Under the plan, a four-strong expert committee is to be ordered "to secure reductions in spending and numbers across the public service" and "to see if more agencies can be rationalised to give better value for money".
The Irish Times understands that the decades-old distinction between the Civil Service and other State agencies is to be abolished.
The distinction made it impossible up to now for workers in agencies such as Fás and others to transfer to jobs in Government departments, for instance.
Such demarcations helped to contribute to the Government's decentralisation difficulties, when vacancies in some organisations could not be filled.
A "unified" public service will allow "staff to move between agencies and departments", while more flexible rules will govern the redeployment of staff from unwanted posts. Future promotion will be competitive and based on merit.
A centralised National Operations Unit is to be set up to handle all purchases by the State in future, to "maximise economies of scale and get better value for taxpayers' money", while payroll, human resources and computer staff are all to be shared.
The redundancy scheme now being considered by the Government, to be imposed over the next 18 to 24 months, will be much more extensive than that which was announced by Mr Lenihan in the November Budget, when redundancies were limited to unwanted managers in the Health Service Executive. Setting the scene on Sunday for cutbacks, Mr Lenihan then said 10 per cent of public expenditure is borrowed, and that that had to stop.
The lengthy timescale for the redundancy programme has been defended on the grounds that it will take time to identify unneeded posts, and more time afterwards to agree terms with public workers' unions.

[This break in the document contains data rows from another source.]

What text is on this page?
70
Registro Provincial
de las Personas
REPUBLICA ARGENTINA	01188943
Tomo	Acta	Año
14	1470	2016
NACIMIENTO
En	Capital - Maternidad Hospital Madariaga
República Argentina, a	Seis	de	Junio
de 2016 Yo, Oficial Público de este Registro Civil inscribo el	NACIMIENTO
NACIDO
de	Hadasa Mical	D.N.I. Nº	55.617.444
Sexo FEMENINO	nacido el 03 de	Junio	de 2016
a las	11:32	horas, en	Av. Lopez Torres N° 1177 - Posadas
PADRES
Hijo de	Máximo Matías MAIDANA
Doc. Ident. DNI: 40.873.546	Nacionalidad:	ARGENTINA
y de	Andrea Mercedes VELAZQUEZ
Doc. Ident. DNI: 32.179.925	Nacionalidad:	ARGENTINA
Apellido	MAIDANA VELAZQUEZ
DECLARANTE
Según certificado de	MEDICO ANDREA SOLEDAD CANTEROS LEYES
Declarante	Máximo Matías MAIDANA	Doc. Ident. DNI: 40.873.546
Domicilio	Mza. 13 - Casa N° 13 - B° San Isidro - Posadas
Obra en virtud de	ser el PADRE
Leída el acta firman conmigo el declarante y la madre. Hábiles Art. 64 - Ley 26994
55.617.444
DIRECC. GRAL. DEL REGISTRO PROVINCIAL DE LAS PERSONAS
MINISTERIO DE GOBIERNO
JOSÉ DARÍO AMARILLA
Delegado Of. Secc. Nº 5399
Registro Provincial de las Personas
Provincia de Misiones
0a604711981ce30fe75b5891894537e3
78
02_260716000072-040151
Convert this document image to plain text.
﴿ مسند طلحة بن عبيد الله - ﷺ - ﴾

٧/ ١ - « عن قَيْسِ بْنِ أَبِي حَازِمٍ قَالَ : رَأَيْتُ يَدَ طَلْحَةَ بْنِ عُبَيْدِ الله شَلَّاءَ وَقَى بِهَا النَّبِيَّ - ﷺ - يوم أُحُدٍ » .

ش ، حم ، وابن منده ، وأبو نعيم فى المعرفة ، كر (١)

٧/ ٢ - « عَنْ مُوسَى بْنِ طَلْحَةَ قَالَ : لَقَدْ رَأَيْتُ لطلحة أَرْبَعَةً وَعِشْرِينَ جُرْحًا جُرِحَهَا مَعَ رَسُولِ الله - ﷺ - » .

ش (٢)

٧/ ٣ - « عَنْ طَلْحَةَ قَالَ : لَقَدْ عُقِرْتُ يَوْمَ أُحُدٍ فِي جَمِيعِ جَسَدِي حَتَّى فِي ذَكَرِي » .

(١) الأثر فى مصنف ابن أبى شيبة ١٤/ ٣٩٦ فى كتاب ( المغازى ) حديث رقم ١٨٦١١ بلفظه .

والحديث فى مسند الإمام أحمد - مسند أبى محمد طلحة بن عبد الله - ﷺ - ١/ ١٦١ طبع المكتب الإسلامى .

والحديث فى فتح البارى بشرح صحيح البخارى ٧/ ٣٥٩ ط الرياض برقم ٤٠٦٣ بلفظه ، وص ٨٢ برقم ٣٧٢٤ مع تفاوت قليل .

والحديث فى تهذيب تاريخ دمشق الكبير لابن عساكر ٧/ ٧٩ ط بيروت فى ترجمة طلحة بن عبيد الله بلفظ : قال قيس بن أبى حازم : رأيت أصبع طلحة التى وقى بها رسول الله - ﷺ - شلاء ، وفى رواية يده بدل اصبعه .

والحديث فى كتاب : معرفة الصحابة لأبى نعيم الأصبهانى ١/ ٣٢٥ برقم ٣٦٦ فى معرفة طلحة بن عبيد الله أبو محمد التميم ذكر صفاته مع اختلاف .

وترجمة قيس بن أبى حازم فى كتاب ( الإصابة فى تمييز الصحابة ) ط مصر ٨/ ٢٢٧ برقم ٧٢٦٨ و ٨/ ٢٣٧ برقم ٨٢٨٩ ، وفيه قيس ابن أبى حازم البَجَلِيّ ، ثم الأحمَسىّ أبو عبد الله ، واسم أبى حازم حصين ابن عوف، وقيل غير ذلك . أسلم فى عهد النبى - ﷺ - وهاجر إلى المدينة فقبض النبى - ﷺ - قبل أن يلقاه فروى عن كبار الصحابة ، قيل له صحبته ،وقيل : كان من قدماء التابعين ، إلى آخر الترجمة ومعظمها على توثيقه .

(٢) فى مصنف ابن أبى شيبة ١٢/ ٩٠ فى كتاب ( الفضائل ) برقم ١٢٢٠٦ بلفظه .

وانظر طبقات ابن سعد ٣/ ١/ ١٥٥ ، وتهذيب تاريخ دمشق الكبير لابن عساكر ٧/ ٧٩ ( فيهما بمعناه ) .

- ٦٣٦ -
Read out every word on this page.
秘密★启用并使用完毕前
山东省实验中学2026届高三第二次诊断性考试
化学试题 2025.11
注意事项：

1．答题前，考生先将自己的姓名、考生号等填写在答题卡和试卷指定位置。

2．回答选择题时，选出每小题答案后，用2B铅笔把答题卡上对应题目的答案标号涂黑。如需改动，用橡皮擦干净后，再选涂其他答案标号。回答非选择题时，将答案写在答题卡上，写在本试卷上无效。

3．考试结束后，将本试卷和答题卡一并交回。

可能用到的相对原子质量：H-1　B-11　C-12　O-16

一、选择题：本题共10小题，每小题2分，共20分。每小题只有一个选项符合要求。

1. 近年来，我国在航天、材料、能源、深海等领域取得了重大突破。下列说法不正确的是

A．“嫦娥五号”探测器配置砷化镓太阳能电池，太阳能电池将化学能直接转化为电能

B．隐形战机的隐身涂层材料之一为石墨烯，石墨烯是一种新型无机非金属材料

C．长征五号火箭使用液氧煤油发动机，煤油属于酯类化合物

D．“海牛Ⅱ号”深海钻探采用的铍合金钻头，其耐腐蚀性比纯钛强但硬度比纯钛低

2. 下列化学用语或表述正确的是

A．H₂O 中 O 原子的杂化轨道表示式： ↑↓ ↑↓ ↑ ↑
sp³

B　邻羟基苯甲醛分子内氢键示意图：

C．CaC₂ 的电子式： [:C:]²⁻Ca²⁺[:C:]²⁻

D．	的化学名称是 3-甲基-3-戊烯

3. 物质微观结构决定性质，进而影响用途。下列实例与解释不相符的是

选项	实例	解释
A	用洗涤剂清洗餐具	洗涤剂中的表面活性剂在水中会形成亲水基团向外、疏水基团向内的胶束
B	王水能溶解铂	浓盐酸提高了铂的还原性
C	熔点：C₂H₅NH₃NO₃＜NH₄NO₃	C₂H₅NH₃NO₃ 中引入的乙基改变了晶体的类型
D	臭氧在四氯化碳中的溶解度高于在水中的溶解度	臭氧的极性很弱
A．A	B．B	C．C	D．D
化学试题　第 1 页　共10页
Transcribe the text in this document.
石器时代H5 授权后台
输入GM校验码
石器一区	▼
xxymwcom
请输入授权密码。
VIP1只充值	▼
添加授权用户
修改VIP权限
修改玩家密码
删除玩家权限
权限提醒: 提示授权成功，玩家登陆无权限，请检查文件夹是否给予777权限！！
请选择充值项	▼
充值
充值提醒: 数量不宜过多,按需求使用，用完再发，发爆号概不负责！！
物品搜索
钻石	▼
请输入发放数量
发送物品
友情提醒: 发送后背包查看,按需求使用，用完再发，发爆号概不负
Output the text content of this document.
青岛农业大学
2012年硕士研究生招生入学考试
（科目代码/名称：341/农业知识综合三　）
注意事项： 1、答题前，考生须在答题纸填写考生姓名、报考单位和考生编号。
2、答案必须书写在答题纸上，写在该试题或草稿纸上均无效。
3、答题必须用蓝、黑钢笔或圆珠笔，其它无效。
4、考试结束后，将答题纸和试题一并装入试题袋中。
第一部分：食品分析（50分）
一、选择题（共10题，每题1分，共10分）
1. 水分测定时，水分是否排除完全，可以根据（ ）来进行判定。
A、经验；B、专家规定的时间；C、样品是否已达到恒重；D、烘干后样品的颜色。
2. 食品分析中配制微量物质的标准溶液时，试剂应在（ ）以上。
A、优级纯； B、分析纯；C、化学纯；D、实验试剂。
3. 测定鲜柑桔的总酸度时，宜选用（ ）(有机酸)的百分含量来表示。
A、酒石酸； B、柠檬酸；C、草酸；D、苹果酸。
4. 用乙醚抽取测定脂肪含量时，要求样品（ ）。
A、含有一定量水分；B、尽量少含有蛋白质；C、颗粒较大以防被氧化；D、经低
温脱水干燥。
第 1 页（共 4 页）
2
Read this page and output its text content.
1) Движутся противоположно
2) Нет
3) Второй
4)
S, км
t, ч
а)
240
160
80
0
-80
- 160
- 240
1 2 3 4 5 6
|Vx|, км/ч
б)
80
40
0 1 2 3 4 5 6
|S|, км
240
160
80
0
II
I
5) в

"You must have one before the other. There has to be a process that gets you to the numbers that will go," one senior source told The Irish Times last night.
The four-strong committee is understood to include Maurice O'Connell, a former governor of the Central Bank; economist Colm McCarthy; CIÉ executive chairman John Lynch; and former HSE executive Pat McLaughlin.
Following an examination by the Secretary to the Government, Dermot McCarthy, which was presented to the Cabinet last week, the Taoiseach and Minister for Finance have now decided that wide-ranging reforms of the public service are both necessary and possible.
In an effort to cut down on the paperwork faced by firms, State agencies are to be ordered to share information, where appropriate, and to minimise the number of times it seeks information from customers.
The package to be announced tomorrow by Mr Cowen and Mr Lenihan will order that no new agency can be created without a department being able to prove why the work cannot be done by itself or an existing agency.
A new single "lo-call" number for all Government services will be introduced, along with a charter of service for the public, while State agencies are also to be told to improve the way they inform older people about their services.
The four-strong experts' group has already been dubbed "An Bord Snip Nua" after the body set up by then taoiseach Charles Haughey in 1987 to identify cutbacks. Colm McCarthy, now a UCD academic, was a member of that first group.
Meanwhile, Minister for Energy, Communications and Natural Resources Eamon Ryan and Minister for Transport Noel Dempsey will also announce a plan tomorrow to encourage greater use of electric cars.
An eco-company, Betterplace, is to be offered significant tax breaks to come to Ireland and establish a network of outlets to let drivers power up during long drives.